どうせならこのまま期限を迎えて欲しいと願いつつ、本来の目的を頭の隅に追いやるのだった。
「……ジェット」
「うん?」
「私、これまで周りを気にする余裕がなかったんです。今、ようやくこうして自分の意志で立ち止まって周りを見て……季節の移ろいに気付けることが嬉しいんです。……あの、屋根からの光景、本当に綺麗でした……」
そう言うとジェットがどこか困ったような顔をする。感謝されてもな、という声が聞こえてきそうだ。
だが、紅葉に感動しているのも、屋根からの光景が綺麗だったのも真実だ。その感謝は忘れないうちに、そして伝えられるうちに伝えておきたい。
ルディが繋いだ手をぶんぶん揺らす。
「じゃあ、色んなところを見たいよね。もっと感動できるかも知れないし?」
「はい。……そうかもしれません。村からほとんど出たことがないので」
「手始めにこの先にある小川だよ~。人間が全然近付かないから水はすごーく綺麗だし、今は葉が色付いてて綺麗だし、周りに咲いてる花も綺麗だから」
「楽しみです!」
そう言って、ルーナは自分からルディの手を揺らした。お互いに「えへへ」と笑い合う。
自然と二人で歩き出していた。
既に森の中を歩いているだけで感動しているのに、更に感動できるかもしれない。そのことにワクワクしながらルディに引っ張られるままに歩いた。
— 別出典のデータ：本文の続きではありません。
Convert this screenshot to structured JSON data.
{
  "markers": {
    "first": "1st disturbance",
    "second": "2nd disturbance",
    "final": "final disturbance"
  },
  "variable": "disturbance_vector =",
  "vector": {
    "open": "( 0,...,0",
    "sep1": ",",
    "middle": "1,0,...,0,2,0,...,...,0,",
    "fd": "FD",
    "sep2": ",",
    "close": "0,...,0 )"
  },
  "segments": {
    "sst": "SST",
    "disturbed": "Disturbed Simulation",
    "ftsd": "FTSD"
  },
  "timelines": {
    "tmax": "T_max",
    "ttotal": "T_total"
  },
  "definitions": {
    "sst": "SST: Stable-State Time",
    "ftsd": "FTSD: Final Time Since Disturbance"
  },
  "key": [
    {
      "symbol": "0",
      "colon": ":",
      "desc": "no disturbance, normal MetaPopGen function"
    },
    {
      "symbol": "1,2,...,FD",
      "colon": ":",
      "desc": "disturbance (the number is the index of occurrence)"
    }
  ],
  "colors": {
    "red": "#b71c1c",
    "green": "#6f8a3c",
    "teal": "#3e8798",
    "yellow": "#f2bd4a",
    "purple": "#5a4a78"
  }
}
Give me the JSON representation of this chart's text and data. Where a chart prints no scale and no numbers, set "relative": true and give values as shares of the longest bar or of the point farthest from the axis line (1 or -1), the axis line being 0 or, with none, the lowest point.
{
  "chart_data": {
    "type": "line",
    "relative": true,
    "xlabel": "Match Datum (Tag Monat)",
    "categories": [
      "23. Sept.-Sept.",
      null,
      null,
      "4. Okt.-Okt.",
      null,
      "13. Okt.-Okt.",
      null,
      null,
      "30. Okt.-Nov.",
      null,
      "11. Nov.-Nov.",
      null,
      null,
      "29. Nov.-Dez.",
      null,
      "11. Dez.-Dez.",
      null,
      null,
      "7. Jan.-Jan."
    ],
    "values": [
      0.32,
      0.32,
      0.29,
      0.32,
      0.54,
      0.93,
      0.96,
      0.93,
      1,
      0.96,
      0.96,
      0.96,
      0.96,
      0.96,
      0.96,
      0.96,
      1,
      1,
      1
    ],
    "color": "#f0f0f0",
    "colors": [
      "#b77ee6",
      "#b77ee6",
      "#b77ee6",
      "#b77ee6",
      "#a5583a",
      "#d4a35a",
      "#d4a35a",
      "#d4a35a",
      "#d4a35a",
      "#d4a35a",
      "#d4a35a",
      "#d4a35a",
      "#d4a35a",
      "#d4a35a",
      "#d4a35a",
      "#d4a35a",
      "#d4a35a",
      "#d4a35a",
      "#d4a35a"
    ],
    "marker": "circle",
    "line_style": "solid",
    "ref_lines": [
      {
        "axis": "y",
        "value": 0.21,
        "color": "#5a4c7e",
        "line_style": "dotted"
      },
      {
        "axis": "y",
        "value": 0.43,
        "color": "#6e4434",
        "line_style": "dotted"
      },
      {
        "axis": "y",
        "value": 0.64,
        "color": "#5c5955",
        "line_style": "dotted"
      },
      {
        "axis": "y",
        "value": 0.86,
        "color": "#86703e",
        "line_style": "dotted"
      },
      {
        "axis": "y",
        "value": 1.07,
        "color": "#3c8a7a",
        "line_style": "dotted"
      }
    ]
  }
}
ジェットは何も言わずについてくるし、腕の中のアインもルーナに釣られたのか楽しそうにしている。
昔、両親と行ったピクニックみたいだなぁと口元を緩ませたところで、レミがいないことに一抹の寂しさを覚えた。
「ルーナ、こっちこっち~」
「わっ!」
屋敷から三十分ほど歩いただろうか。ルディが急かすようにぐいっと手を引き、ちょっと小走りになる。
転ばないようにルディの後を追いかけた。
木々が少なくなり、視界がぱっと開ける。
川のせせらぎが聞こえ、目の前には小川があった。
淡く緑と青を混ぜ込んだ透明度の高い水のおかげで水底がよく見える。周囲を彩る木々の葉は赤に黄色、オレンジがあり、それらが水面にも揺らめいていた。そして川の周りに咲く花々がまたカラフルである。
ルーナは目を見開き、ただただその光景に圧倒されてしまう。
「……綺麗」
ジェットの言い放った「感動してばっかだな、お前」という言葉が木霊する。
しかし、心の中で「この光景に感動するなって言うのは無理だよ」と呟くのだった。